In der Bundeshauptstadt genießt die städtische Bestattung Wien trotz der Liberalisierung des Bestattungsmarktes im Jahr 2002 immer noch Monopolstellung. Von rund 17.901 Verstorbenen im Jahr 2020 wurden rund 80 Prozent der Bestattungen durchgeführt. Ein Großteil davon waren Feuerbestattungen. Während sie schon vor der Pandemie die beliebteste Bestattungsart war und in Vorarlberg etwa 80 Prozent ausmacht, ist die Nachfrage auch im Feuerbestattungs-Nachzüglerland Wien stark gestiegen, von 33 auf 40 Prozent, wie Florian Keusch von der Bestattung Wien erklärt. "Die Feuerbestattung wurde auch während der Pandemie stark empfohlen, weil auf diesem Weg danach eine Trauerfeier abgehalten werden kann, auch wenn dies zum Zeitpunkt der Einäscherung nicht möglich war", so Keusch. Erdbegräbnisse haben in Österreich nämlich bis spätestens zwei Wochen nach dem Ableben zu erfolgen. Bei der Feuerbestattung darf mehr Zeit verstreichen, sofern die verstorbene Person bereits kremiert wurde.
Mehr Versicherungen
Immer mehr Menschen lassen sich auch in der Natur bestatten. Dies hat den Vorteil, dass es dauerhaft günstiger ist, weil keine Grabpflegekosten anfallen. Je nach Bundesland sind in Österreich unterschiedliche alternative Bestattungsmethoden erlaubt: die Donau-, See-, Baum- und die Diamantbestattung. Generell unterscheiden sich Beisetzungen immer stärker, der Wunsch nach Individualität wächst, wie Florian Keusch sagt: "Begräbnisse werden individueller, lockerer und es werden mittlerweile deutlich weniger Priester engagiert."

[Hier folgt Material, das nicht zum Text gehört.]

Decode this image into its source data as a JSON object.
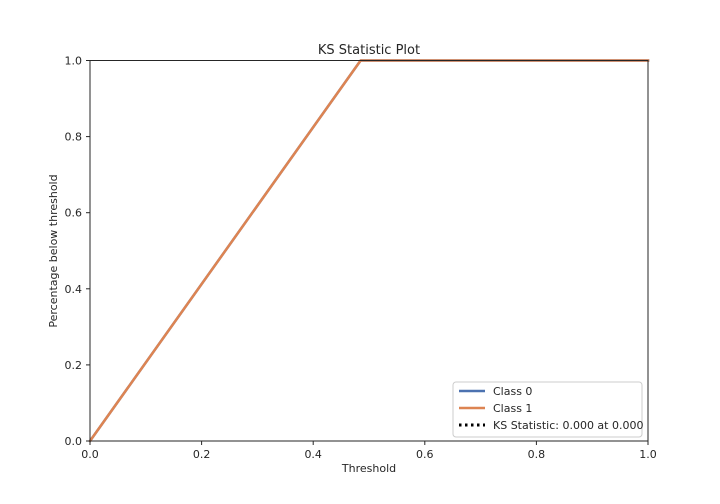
{
  "chart_data": {
    "type": "line",
    "title": "KS Statistic Plot",
    "xlabel": "Threshold",
    "ylabel": "Percentage below threshold",
    "xlim": [
      0.0,
      1.0
    ],
    "ylim": [
      0.0,
      1.0
    ],
    "xticks": [
      "0.0",
      "0.2",
      "0.4",
      "0.6",
      "0.8",
      "1.0"
    ],
    "yticks": [
      "0.0",
      "0.2",
      "0.4",
      "0.6",
      "0.8",
      "1.0"
    ],
    "grid": false,
    "legend_position": "lower-right",
    "series": [
      {
        "name": "Class 0",
        "color": "#4c72b0",
        "style": "solid",
        "x": [
          0.0,
          0.485,
          1.0
        ],
        "y": [
          0.0,
          1.0,
          1.0
        ]
      },
      {
        "name": "Class 1",
        "color": "#dd8452",
        "style": "solid",
        "x": [
          0.0,
          0.485,
          1.0
        ],
        "y": [
          0.0,
          1.0,
          1.0
        ]
      }
    ],
    "legend_entries": [
      {
        "label": "Class 0",
        "color": "#4c72b0",
        "style": "solid"
      },
      {
        "label": "Class 1",
        "color": "#dd8452",
        "style": "solid"
      },
      {
        "label": "KS Statistic: 0.000 at 0.000",
        "color": "#000000",
        "style": "dotted"
      }
    ]
  }
}
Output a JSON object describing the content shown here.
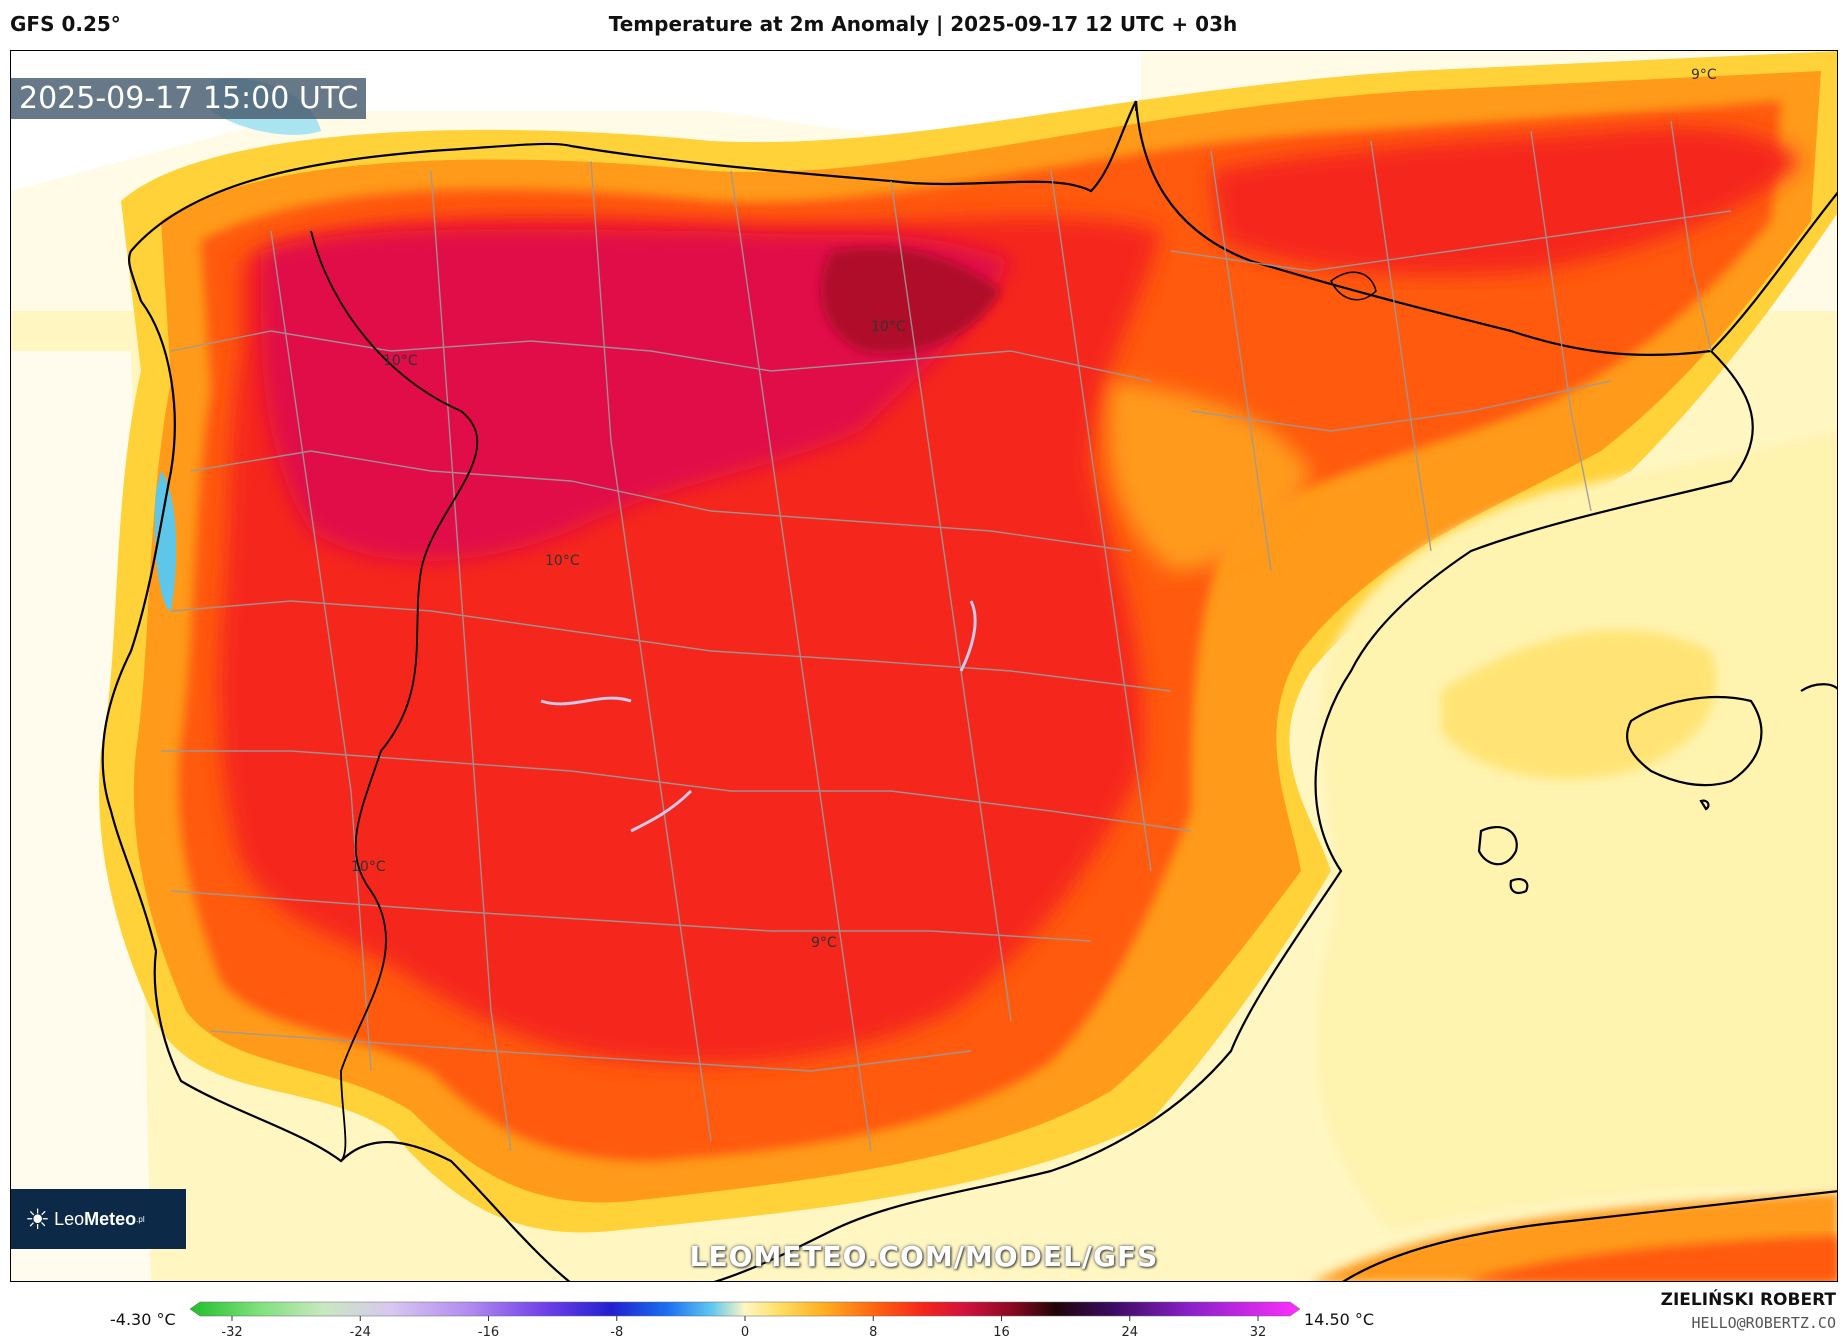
{
  "header": {
    "model": "GFS 0.25°",
    "title": "Temperature at 2m Anomaly | 2025-09-17 12 UTC + 03h"
  },
  "map": {
    "valid_time": "2025-09-17 15:00 UTC",
    "watermark": "LEOMETEO.COM/MODEL/GFS",
    "logo_text_a": "Leo",
    "logo_text_b": "Meteo",
    "logo_suffix": ".pl",
    "contour_labels": [
      "9°C",
      "10°C",
      "10°C",
      "10°C",
      "10°C",
      "9°C"
    ]
  },
  "colorbar": {
    "min_label": "-4.30 °C",
    "max_label": "14.50 °C",
    "ticks": [
      "-32",
      "-24",
      "-16",
      "-8",
      "0",
      "8",
      "16",
      "24",
      "32"
    ]
  },
  "footer": {
    "author": "ZIELIŃSKI ROBERT",
    "email": "HELLO@ROBERTZ.CO"
  },
  "colors": {
    "sea_light": "#fff3b0",
    "warm_yellow": "#ffd23a",
    "orange": "#ff9a1a",
    "orange_red": "#ff5a10",
    "red": "#f5261a",
    "crimson": "#e0104a",
    "dark_red": "#b0102a",
    "logo_bg": "#0c2a47"
  }
}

Um das eigene Begräbnis zu planen, bieten Firmen Bestattungsvorsorgeversicherungen an - mittlerweile ebenfalls online. Rund 700 Kunden hat die Online-Versicherung der Bestattung Wien pro Jahr. Obwohl sich nur rund 30 Prozent der Personen vorstellen können, eine Bestattungsvorsorge abzuschließen, erwartet Keusch einen baldigen Anstieg in diesem Bereich, denn: "Wenn eines sicher ist am Leben, dann, dass man stirbt."